I would impose the same sentences on each count as did his Honour and also the same order as to cumulation, but I would vary the order as to the period of suspension, so that nine months of the sentence of 15 months' imprisonment would be suspended, thereby requiring the appellant to serve six months' imprisonment, rather than the period of eight months which was ordered by his Honour.
CHERNOV, J.A.:
I agree with the proposed disposition of the appeal by Eames, J.A., and I do so for the reasons he has given.
MANDIE, A.J.A.:
I also agree.
CHERNOV, J.A.:
Before pronouncing the orders of the Court, it is recognised that the Sentencing Act 1991 requires us to explain or cause to be explained to the appellant the purpose and effect of the proposed orders and, in particular, the consequences that might follow if he commits, whether in or outside Victoria, another offence punishable by imprisonment during the operational period of the sentence, namely three years from 14 October 2005. The Court was given an undertaking by the appellant's counsel that he or his instructing solicitor will explain those matters to the appellant in language likely to be readily understood by him.

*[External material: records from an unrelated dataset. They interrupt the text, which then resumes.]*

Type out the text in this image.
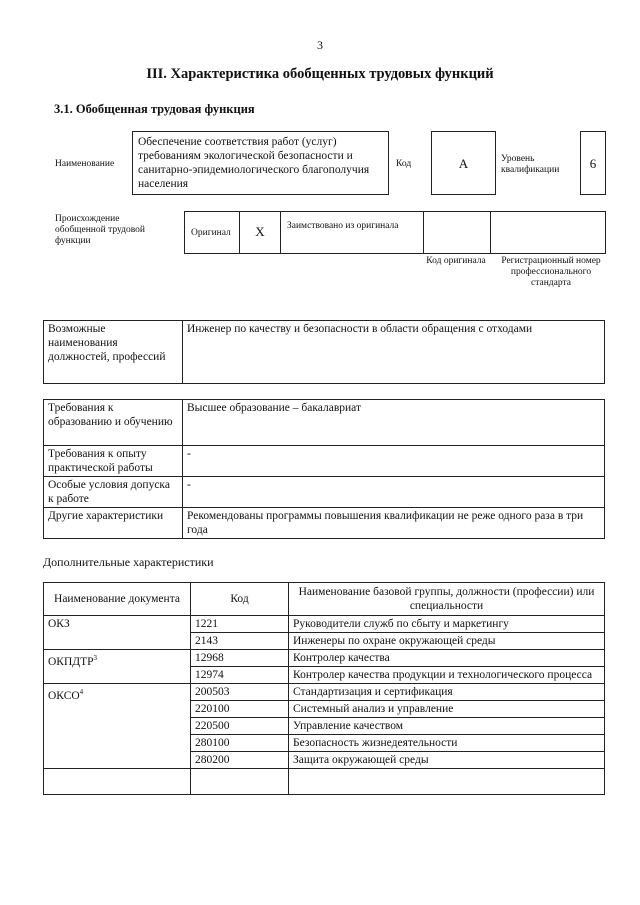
3
III. Характеристика обобщенных трудовых функций
3.1. Обобщенная трудовая функция
Наименование
Обеспечение соответствия работ (услуг) требованиям экологической безопасности и санитарно-эпидемиологического благополучия населения
Код	A	Уровень квалификации	6
Происхождение обобщенной трудовой функции
Оригинал	X	Заимствовано из оригинала
Код оригинала	Регистрационный номер профессионального стандарта
Возможные наименования должностей, профессий	Инженер по качеству и безопасности в области обращения с отходами
Требования к образованию и обучению	Высшее образование – бакалавриат
Требования к опыту практической работы	-
Особые условия допуска к работе	-
Другие характеристики	Рекомендованы программы повышения квалификации не реже одного раза в три года
Дополнительные характеристики
Наименование документа	Код	Наименование базовой группы, должности (профессии) или специальности
ОКЗ	1221	Руководители служб по сбыту и маркетингу
	2143	Инженеры по охране окружающей среды
ОКПДТР$^3$	12968	Контролер качества
	12974	Контролер качества продукции и технологического процесса
ОКСО$^4$	200503	Стандартизация и сертификация
	220100	Системный анализ и управление
	220500	Управление качеством
	280100	Безопасность жизнедеятельности
	280200	Защита окружающей среды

In light of that undertaking, the Court makes the following orders:
1. The appeal is allowed.
2.The sentences imposed below are quashed and in lieu thereof the appellant is sentenced to the following terms of imprisonment:
Count 1:12 months;
Count 2:9 months;
Count 3:1 month;
Count 4:1 month.
The Court directs that three months of the sentence imposed on count 2 be served cumulatively upon the sentence imposed on count 1, thereby making a total effective sentence of 15 months' imprisonment.
3.The Court orders that 9 months of that sentence be suspended for an operational period of 3 years.
4.The sentence is deemed to have been imposed and the operational period to have begun on 14 October 2005.
5.It is declared that the period of 133 days is to be reckoned as already served under the sentence and it is ordered that there be noted in the records of the Court the fact that the declaration was made and its details.